O build parece barato porque o capex inicial são salários que você já está pagando. Mas o TCO real inclui: manutenção de engenharia, custo de oportunidade de outras funcionalidades não construídas, recrutamento se você precisar de habilidades especializadas e o custo contínuo de manter a capacidade atual à medida que o mercado evolui.
O buy parece caro porque os prêmios de aquisição são visíveis. Mas inclui: custos de integração (frequentemente 20 a 30% do valor do negócio: um número que pesquisa da McKinsey sobre integração de M&A valida consistentemente), largura de banda de gestão durante a integração, eventuais pacotes de retenção e o custo de absorver a dívida organizacional da entidade adquirida.
O partner parece mais barato porque você está pagando pela infraestrutura de outra pessoa. Mas inclui: custos de licenciamento que escalam com seu crescimento, manutenção da integração quando o parceiro atualiza seu sistema, risco de dependência estratégica se o parceiro for adquirido ou pivotar e a erosão gradual de capacidade interna.
Construa uma tabela de comparação de TCO em 3 anos para cada opção. Inclua custos diretos, custos indiretos (tempo de gestão) e custos ajustados ao risco com base na sua avaliação honesta dos modos de falha de cada caminho. Para capacidades de software especificamente, um modelo de TCO rigoroso para SaaS fornece a estrutura financeira que você pode adaptar aqui.
Uma empresa de serviços profissionais com 300 pessoas fez esse exercício ao avaliar capacidades de compliance. O custo aparente do build era de $800 mil. O TCO em 3 anos com ajustes realistas de modos de falha era de $2,4 milhões. Fazer parceria com um SaaS de compliance chegou a $380 mil com um risco de dependência conhecido. A decisão se tornou uma conversa diferente.
Etapa 4: Prontidão Organizacional para Cada Caminho
A etapa final é a mais desconfortável porque exige que o CEO seja honesto sobre a capacidade atual da organização de executar cada opção. Isso está intimamente ligado a como seu headcount está estruturado: um investimento importante em capacidade frequentemente exige que decisões de headcount sejam tomadas em paralelo.
Para o Build, pergunte: temos o talento para construir isso, ou precisaremos contratar? Nossa equipe de engenharia atual tem largura de banda, ou isso vai deslocar outras prioridades? Temos uma capacidade de gestão de produto que possa assumir isso?
Para o Buy, pergunte: já integramos uma aquisição antes? Temos líderes que podem gerenciar duas empresas simultaneamente? Nossa equipe de gestão atual tem largura de banda para conduzir uma trilha de integração enquanto opera o negócio?
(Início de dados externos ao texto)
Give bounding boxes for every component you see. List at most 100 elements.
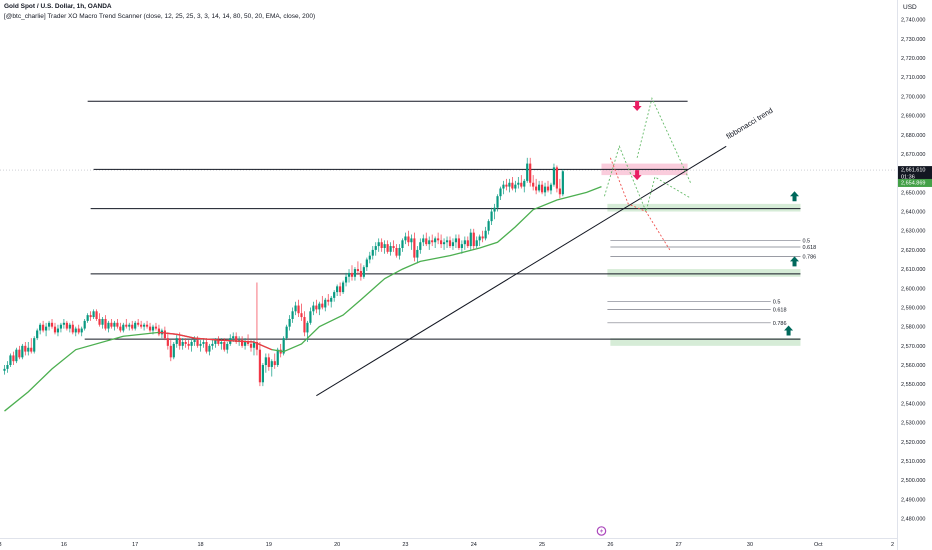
- candle-body: [190, 341, 193, 346]
- candle-body: [137, 322, 140, 325]
- fib-level-label: 0.5: [802, 238, 810, 244]
- candle-body: [347, 272, 351, 277]
- candle-body: [478, 236, 481, 241]
- price-tick-label: 2,580.000: [901, 325, 925, 331]
- candle-body: [264, 357, 267, 366]
- candle-body: [383, 244, 386, 248]
- candle-body: [333, 292, 336, 298]
- time-tick-label: Oct: [814, 542, 823, 548]
- candle-body: [151, 326, 155, 331]
- price-tick-label: 2,730.000: [901, 37, 925, 43]
- fib-level-label: 0.786: [773, 321, 787, 327]
- price-tick-label: 2,650.000: [901, 190, 925, 196]
- candle-body: [425, 238, 428, 245]
- candle-body: [549, 184, 553, 191]
- arrow-up-icon: [784, 325, 794, 336]
- price-tick-label: 2,560.000: [901, 363, 925, 369]
- arrow-down-icon: [632, 101, 642, 112]
- candle-body: [445, 240, 449, 243]
- candle-body: [472, 232, 475, 247]
- candle-body: [44, 326, 48, 331]
- candle-body: [226, 343, 229, 350]
- candle-body: [208, 345, 211, 352]
- candle-body: [353, 269, 357, 277]
- price-tick-label: 2,610.000: [901, 267, 925, 273]
- price-axis-separator: [897, 0, 898, 550]
- candle-body: [62, 322, 65, 325]
- candle-body: [448, 240, 452, 247]
- candle-body: [469, 232, 472, 247]
- time-tick-label: 23: [402, 542, 408, 548]
- candle-body: [39, 324, 42, 331]
- candle-body: [481, 236, 484, 239]
- candle-body: [499, 188, 502, 197]
- candle-body: [83, 320, 86, 329]
- candle-body: [413, 238, 416, 258]
- candle-body: [145, 324, 149, 327]
- candle-body: [163, 330, 166, 339]
- price-axis: 2,480.000 2,490.000 2,500.000 2,510.000 2,52…: [898, 18, 932, 523]
- demand-zone: [607, 203, 801, 212]
- candle-body: [410, 238, 413, 243]
- price-tick-label: 2,510.000: [901, 459, 925, 465]
- price-tick-label: 2,690.000: [901, 114, 925, 120]
- price-tick-label: 2,680.000: [901, 133, 925, 139]
- candle-body: [59, 324, 63, 329]
- candle-body: [205, 341, 208, 352]
- candle-body: [312, 305, 315, 312]
- price-label-text: 01:36: [901, 175, 915, 181]
- candle-body: [466, 240, 469, 247]
- candle-body: [451, 242, 455, 247]
- candle-body: [21, 345, 24, 358]
- candle-body: [116, 322, 119, 327]
- candle-body: [246, 341, 250, 344]
- candle-body: [324, 299, 327, 308]
- moving-average-bearish-segment: [158, 331, 273, 351]
- time-tick-label: 19: [266, 542, 272, 548]
- candle-body: [241, 340, 244, 346]
- time-tick-label: 26: [607, 542, 613, 548]
- candle-body: [339, 286, 342, 293]
- candle-body: [514, 184, 517, 189]
- candle-body: [33, 338, 36, 352]
- time-tick-label: 20: [334, 542, 340, 548]
- trendline: [316, 145, 727, 397]
- price-tick-label: 2,540.000: [901, 401, 925, 407]
- candle-body: [398, 247, 401, 256]
- candle-body: [125, 324, 128, 327]
- candle-body: [392, 246, 395, 248]
- projection-path: [604, 144, 691, 213]
- trendline-label: fibbonacci trend: [725, 106, 775, 141]
- candle-body: [552, 167, 556, 185]
- candle-body: [439, 240, 443, 245]
- candle-body: [291, 311, 294, 319]
- price-tick-label: 2,630.000: [901, 229, 925, 235]
- indicator-legend[interactable]: [@btc_charlie] Trader XO Macro Trend Sca…: [4, 13, 316, 20]
- candle-body: [258, 349, 262, 383]
- candle-body: [27, 347, 30, 352]
- candle-body: [217, 340, 220, 344]
- candle-body: [300, 313, 303, 318]
- candle-body: [214, 340, 217, 344]
- candle-body: [288, 318, 291, 327]
- candle-body: [404, 236, 407, 241]
- time-tick-label: 16: [61, 542, 67, 548]
- candle-body: [196, 340, 199, 346]
- candle-body: [276, 349, 279, 366]
- candle-body: [178, 338, 181, 346]
- candle-body: [89, 315, 92, 318]
- time-tick-label: 25: [539, 542, 545, 548]
- currency-label[interactable]: USD: [903, 4, 917, 11]
- candle-body: [267, 357, 270, 367]
- fib-level-label: 0.5: [773, 300, 781, 306]
- candle-body: [3, 368, 6, 371]
- candle-body: [56, 328, 60, 333]
- candle-body: [371, 249, 374, 256]
- price-tick-label: 2,740.000: [901, 18, 925, 24]
- candle-body: [98, 318, 101, 325]
- candle-body: [95, 311, 98, 319]
- candle-body: [327, 299, 330, 302]
- candle-body: [131, 324, 134, 329]
- candle-body: [42, 324, 45, 331]
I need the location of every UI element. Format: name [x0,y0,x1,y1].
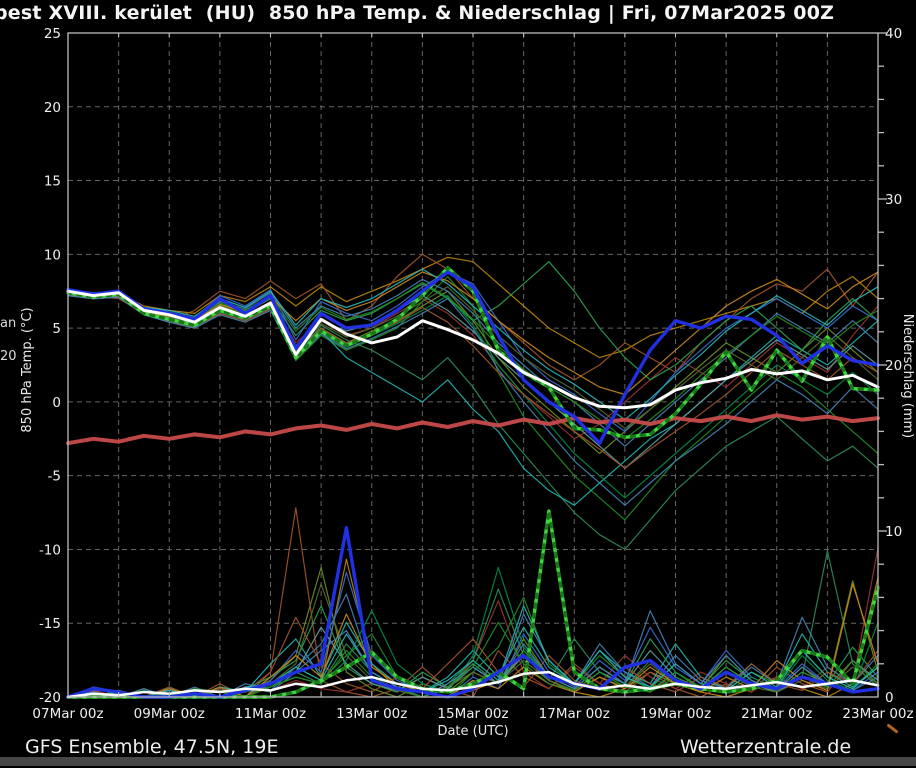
chart-title: pest XVIII. kerület (HU) 850 hPa Temp. &… [0,2,835,24]
svg-text:40: 40 [885,26,902,42]
svg-text:10: 10 [44,247,61,263]
svg-text:20: 20 [44,100,61,116]
svg-text:15: 15 [44,174,61,190]
svg-text:-15: -15 [39,616,61,632]
svg-text:17Mar 00z: 17Mar 00z [539,706,610,722]
left-axis-label: 850 hPa Temp. (°C) [20,307,35,433]
svg-text:5: 5 [52,321,61,337]
x-axis-label: Date (UTC) [437,724,509,739]
axis-ticks [67,32,887,697]
site-watermark: Wetterzentrale.de [680,736,852,758]
svg-text:0: 0 [52,395,61,411]
svg-text:21Mar 00z: 21Mar 00z [741,706,812,722]
svg-text:20: 20 [885,358,902,374]
svg-text:30: 30 [885,192,902,208]
bottom-window-bar [0,757,916,766]
svg-text:0: 0 [885,690,894,706]
left-edge-text-fragment-1: an [0,316,17,331]
svg-text:23Mar 00z: 23Mar 00z [842,706,913,722]
svg-text:10: 10 [885,524,902,540]
svg-text:19Mar 00z: 19Mar 00z [640,706,711,722]
svg-text:25: 25 [44,26,61,42]
svg-text:15Mar 00z: 15Mar 00z [437,706,508,722]
svg-text:-10: -10 [39,542,61,558]
grid [68,33,878,697]
main-series [66,265,880,699]
svg-text:11Mar 00z: 11Mar 00z [235,706,306,722]
svg-text:09Mar 00z: 09Mar 00z [134,706,205,722]
right-axis-label: Niederschlag (mm) [900,313,915,439]
model-run-caption: GFS Ensemble, 47.5N, 19E [25,736,279,758]
svg-text:07Mar 00z: 07Mar 00z [32,706,103,722]
axis-tick-labels: 25 20 15 10 5 0 -5 -10 -15 -20 40 30 20 10 0 07Mar 00z 0… [32,26,913,722]
left-edge-text-fragment-2: 20 [0,349,17,364]
svg-text:-5: -5 [48,469,61,485]
svg-text:-20: -20 [39,690,61,706]
svg-text:13Mar 00z: 13Mar 00z [336,706,407,722]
Para o Partner, pergunte: temos uma função de BD capaz de estruturar e gerenciar uma parceria? Já gerenciamos com sucesso relacionamentos estratégicos com fornecedores antes? Temos capacidade técnica interna para manter a integração?
A maioria das equipes executivas superestima sua prontidão organizacional para os três caminhos. Seja cético com seu próprio otimismo.
Aplicando na Prática: Duas Ilustrações
Caso 1: Analytics em uma Empresa SaaS de 120 Pessoas
Uma empresa SaaS B2B com 120 pessoas estava sob pressão de prospects enterprise que queriam analytics embarcado: a capacidade de ver dados de uso e tendências dentro do produto. O instinto inicial do CTO era construir. "Conhecemos nosso modelo de dados melhor do que ninguém. Uma ferramenta de terceiros nunca vai mapear limpo no nosso schema."
Executar o framework revelou um quadro diferente:
- Potencial de diferenciação: Médio. O analytics era estrategicamente importante, mas não era a proposta de valor principal. Os clientes queriam analytics funcional, não analytics inovador.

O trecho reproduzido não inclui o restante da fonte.